There is a mind-boggling number of geopolitical variables which will determine Libya’s future. Turkey had supported Fayez al-Sarraj’s Government of National Unity based in Tripoli. Ankara says that countries supporting General Haftar’s forces in Benghazi are violating international law, which is rather hypocritical from a government colluding with terrorists in Syria!
The French government’s support for General Haftar is based on oil interests. TOTAL has secured imported concessions in Eastern Libya, which Haftar has protected.
Turkey opposes France’s plan for general elections in December, saying the country is not ready. Qatar and Iran have expressed support for Turkey’s policy in Libya. Although Turkey and Iran are on opposite sides in the Syrian war, Ankara and Tehran share a common interest in opposing Kurdish separatism. Turkey also sees the US-backed Syrian Democratic Forces as a proxy force for Kurdish interests in Syria.
Although China did not oppose the UN resolution which sanctioned the 2011 bombing of Libya, Gaddafi’s propensity to favor Chinese companies over their Western counterparts was another driving force of the war.
Chinese investments in Libya have resumed in recent years. Turkish-Chinese competition for resources in Libya could have a negative impact on China’s Belt and Road Initiative of Eurasian integration. Ankara recently formed the Turkish Union, comprising Turkish-speaking Central Asian states.
Separatism in China’s Xinjiang Province or Eastern Turkestan has been backed by Ankara for a long time. Turkey even accused China of ‘genocide’ for its internment of Uighur Muslims following what China claimed was an attempt by Islamist terrorists to destabilize the country. But Ankara is, nonetheless, pragmatic in its relations with Beijing. The Turks want China to integrate the Belt and Road Initiative with Turkey’s Middle Corridor infrastructure project, making Turkey rather than Greece the principal connector for East-West trade.
Libya is a microcosm of a world where all law and order has broken down. It is an image of our ‘mad max’ future, where imperialist interests and monopoly capitalism deprive the poor of a future. If Saif al-Islam Gaddafi comes to power, will he demand reparations for the war? Will he set up an international criminal tribunal to judge the real perpetrators of the war who are surely guilty of war crimes and crimes against humanity? Would the African Union support such a move? It is highly unlikely.
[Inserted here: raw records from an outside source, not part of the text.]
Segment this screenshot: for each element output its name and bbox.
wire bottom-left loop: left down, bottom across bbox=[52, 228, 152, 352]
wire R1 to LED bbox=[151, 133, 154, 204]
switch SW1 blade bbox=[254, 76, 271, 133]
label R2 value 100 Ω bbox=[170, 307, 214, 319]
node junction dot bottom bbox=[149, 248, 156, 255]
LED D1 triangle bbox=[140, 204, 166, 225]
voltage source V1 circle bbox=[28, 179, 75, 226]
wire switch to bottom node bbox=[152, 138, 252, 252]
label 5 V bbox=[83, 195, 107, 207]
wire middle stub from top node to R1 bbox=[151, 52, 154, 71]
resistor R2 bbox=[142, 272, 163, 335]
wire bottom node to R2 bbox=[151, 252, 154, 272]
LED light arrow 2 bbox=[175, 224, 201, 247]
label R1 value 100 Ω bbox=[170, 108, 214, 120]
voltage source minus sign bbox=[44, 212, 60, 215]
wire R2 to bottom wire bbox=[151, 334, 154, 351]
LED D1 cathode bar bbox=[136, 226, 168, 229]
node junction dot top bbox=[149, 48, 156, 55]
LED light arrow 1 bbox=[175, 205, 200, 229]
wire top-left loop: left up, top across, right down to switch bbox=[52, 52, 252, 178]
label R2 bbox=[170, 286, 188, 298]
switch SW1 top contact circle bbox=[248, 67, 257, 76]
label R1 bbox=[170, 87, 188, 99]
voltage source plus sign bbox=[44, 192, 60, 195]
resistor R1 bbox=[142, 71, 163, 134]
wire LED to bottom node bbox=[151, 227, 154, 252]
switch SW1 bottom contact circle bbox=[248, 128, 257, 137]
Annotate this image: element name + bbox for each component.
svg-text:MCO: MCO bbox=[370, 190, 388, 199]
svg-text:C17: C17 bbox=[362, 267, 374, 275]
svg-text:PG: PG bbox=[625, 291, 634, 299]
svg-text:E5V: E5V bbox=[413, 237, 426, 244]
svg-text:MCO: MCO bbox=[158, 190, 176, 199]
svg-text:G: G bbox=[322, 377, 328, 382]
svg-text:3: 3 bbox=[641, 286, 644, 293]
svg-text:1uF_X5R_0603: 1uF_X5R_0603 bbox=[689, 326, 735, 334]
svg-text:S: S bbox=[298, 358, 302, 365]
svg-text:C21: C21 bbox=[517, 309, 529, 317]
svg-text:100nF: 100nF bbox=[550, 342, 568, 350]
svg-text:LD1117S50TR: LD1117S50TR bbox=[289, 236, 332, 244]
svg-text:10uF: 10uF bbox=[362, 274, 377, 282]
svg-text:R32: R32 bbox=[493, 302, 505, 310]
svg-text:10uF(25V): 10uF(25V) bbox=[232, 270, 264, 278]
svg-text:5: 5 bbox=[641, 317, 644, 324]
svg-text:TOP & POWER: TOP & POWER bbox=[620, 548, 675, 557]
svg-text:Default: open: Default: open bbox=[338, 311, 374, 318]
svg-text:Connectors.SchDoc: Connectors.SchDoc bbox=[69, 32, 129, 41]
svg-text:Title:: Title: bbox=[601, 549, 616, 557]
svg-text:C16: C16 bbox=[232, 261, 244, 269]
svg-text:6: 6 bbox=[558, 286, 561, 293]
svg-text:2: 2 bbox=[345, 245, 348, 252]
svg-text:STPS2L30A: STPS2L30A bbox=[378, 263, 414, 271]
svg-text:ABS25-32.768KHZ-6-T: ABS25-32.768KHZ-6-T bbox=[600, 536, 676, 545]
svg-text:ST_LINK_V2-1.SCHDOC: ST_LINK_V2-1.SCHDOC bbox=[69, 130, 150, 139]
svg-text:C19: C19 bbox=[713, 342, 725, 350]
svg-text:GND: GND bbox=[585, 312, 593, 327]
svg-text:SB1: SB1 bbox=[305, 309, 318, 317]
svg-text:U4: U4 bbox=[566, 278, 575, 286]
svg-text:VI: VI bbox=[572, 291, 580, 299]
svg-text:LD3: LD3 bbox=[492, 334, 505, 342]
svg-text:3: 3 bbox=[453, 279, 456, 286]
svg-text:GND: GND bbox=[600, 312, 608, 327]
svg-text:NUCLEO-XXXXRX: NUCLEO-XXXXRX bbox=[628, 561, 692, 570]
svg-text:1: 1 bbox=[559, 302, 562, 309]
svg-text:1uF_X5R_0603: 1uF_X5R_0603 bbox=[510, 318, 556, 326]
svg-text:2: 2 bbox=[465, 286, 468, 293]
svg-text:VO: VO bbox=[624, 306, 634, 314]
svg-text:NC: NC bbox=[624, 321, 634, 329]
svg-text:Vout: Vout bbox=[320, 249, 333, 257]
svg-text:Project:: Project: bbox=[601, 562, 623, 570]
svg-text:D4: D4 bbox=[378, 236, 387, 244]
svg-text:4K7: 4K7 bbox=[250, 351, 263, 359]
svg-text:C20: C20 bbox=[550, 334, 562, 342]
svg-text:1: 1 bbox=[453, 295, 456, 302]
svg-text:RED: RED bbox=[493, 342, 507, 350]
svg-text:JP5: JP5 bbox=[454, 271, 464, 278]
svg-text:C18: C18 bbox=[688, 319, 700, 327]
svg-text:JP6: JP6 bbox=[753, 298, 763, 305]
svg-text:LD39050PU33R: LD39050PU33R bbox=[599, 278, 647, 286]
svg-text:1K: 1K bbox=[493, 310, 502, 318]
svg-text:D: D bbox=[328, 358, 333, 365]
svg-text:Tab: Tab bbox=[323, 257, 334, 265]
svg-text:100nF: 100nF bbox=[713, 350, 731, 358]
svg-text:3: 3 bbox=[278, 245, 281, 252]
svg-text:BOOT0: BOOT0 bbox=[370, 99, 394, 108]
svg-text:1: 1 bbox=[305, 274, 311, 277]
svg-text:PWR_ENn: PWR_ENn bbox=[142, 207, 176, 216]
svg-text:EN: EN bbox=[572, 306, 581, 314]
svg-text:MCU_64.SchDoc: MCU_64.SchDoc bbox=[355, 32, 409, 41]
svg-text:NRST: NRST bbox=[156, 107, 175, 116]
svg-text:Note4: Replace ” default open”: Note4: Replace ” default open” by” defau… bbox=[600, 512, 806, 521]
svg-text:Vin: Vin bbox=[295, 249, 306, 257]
In 2019, General Haftar’s forces attempted, unsuccessfully, to take control of Tripoli. Turkey sent forces to support the al-Sarraj regime. The December election will achieve nothing if the EU, and in particular, Franco-Turkish, disputes are not resolved. And those disputes go far beyond the geopolitics of North Africa and the Eastern Mediterranean.
France’s recent spat with Australia over their rejection of French submarines in favor of British and American models means that Paris can no longer rely on the Atlantic alliance. Many French elites favor the concept of Eurafrica, an integrated zone incorporating the EU and the African Union, which would counter the Sino-Russian-led Eurasian Union.
But Brexit and the rise of Turkey as a great power with military bases in Sudan, Qatar, and Somalia mean the geopolitical chessboard has changed. Libya is likely to remain a zone of percolating instability, as the countries which plot its destruction, now fight each other for the spoils.
While militarism and monopoly capitalism determine international relations, it is unlikely that this new multipolarity will have a positive effect on ordinary people. Imperial wars are planned in secret, often many years in advance; false pretexts are found to wage them and after millions who died in the chaos that ensues, the imperialists pose as peacemakers.